The field of view is influenced by the diameter of the optical system lens and the distance from the shooter’s eye to the eyepiece. In any case, the larger the magnification of the sight, the smaller the field of view. The magnified scope allows you to observe a wide field of view at low magnification and easily find the target, then rotate the ring on the tube to enlarge the image and make an accurate aiming.

There are so-called "wide-angle" sights, which have a larger field of view by 20-40° in comparison with conventional sights.

How is Field of View Measured? (H2)

In the case of magnified sights, it is most often indicated at a distance of 100 meters or 100 yards. For example, 42.5 meters by 100 meters or 127.5 inches by 100 yards may be indicated. As an alternative value, the field of view may be expressed in degrees. For example, 6.6.

- Whoa, whoa, whoa! - you say, you promised to speak in plain language!

And you're right. FOV of binoculars is measured in feet at a distance of 1,000 yards. The sights measure the FOV in feet per 100 yards. If the characteristics of the binoculars tell you that the field of view of the device is 340 feet by 1,000 yards, it means that you will see the picture of 340 feet (from left to right), at the distance of 1,000 yards from you.

And there are also devices with an angular field of view. The higher the angle, the wider the field of view.

To convert the angular field of view into a linear one you just need to multiply the specified angle by 52.5. Why? One angle equals 52.5 feet. It's simple!

Magnification, Eye Relief, and Field of View

The angle of view is closely related to the magnification of the reticle: the larger the magnification, the smaller the angle of view. This means that the larger the magnification, the smaller the angle of view. It is clear that a moving object will be harder to shoot with a telescope sight that has a smaller field of view. Therefore, when choosing the telescope sight on the field of view it is necessary to take into account the shooting distance and capabilities of the weapon, determining the most optimal ratio of magnification and angle of view.

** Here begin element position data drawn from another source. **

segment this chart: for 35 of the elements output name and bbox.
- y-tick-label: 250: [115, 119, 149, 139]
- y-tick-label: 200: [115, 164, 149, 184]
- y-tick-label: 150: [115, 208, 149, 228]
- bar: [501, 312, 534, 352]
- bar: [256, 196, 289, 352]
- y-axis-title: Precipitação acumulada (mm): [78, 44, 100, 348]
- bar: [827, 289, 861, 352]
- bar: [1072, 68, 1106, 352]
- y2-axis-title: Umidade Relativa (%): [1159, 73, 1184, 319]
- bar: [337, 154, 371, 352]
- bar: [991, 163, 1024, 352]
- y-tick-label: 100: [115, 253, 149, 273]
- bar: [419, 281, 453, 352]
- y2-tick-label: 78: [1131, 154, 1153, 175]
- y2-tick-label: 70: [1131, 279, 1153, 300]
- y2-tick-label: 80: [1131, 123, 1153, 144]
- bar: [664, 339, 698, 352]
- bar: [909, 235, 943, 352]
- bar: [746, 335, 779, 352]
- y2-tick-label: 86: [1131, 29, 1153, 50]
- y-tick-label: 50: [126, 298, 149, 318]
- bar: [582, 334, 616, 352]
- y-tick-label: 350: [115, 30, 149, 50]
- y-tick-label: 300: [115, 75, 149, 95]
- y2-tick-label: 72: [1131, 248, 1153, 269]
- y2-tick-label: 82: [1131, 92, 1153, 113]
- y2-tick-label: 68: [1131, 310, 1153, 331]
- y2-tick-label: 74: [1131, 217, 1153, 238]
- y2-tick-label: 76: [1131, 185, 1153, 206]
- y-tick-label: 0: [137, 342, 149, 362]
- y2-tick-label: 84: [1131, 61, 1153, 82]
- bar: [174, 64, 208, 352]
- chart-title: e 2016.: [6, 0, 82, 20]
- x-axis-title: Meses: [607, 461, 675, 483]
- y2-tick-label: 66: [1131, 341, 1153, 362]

Moreover, the greater the multiplicity, the smaller the field of view, and the harder it becomes to hold a binocular or sight still to maintain a stable image. When choosing a binocular or reticle for prolonged handheld observation, keep in mind that the multiplicity should not exceed 10x. Test several devices with different magnification to see the difference. Try to see small details in the image; often you may see more details in the scope with smaller magnification because of the more stable position of the image.

Another parameter is the relief of the eyes. Often, if the removal of the exit pupil is too small, it is possible to see its darkening at the edge of the field of vision. Technically, vignetting is the reduction in brightness or saturation of the image at its periphery compared to the center. To put it crudely, you have to look from the optimum distance. If the object is too close or too far away, the optics may lose part of the image along the edges, darkening it.

Well, we hope our article was useful for you. And maybe the previously unclear parameters of optics have now become clear to you.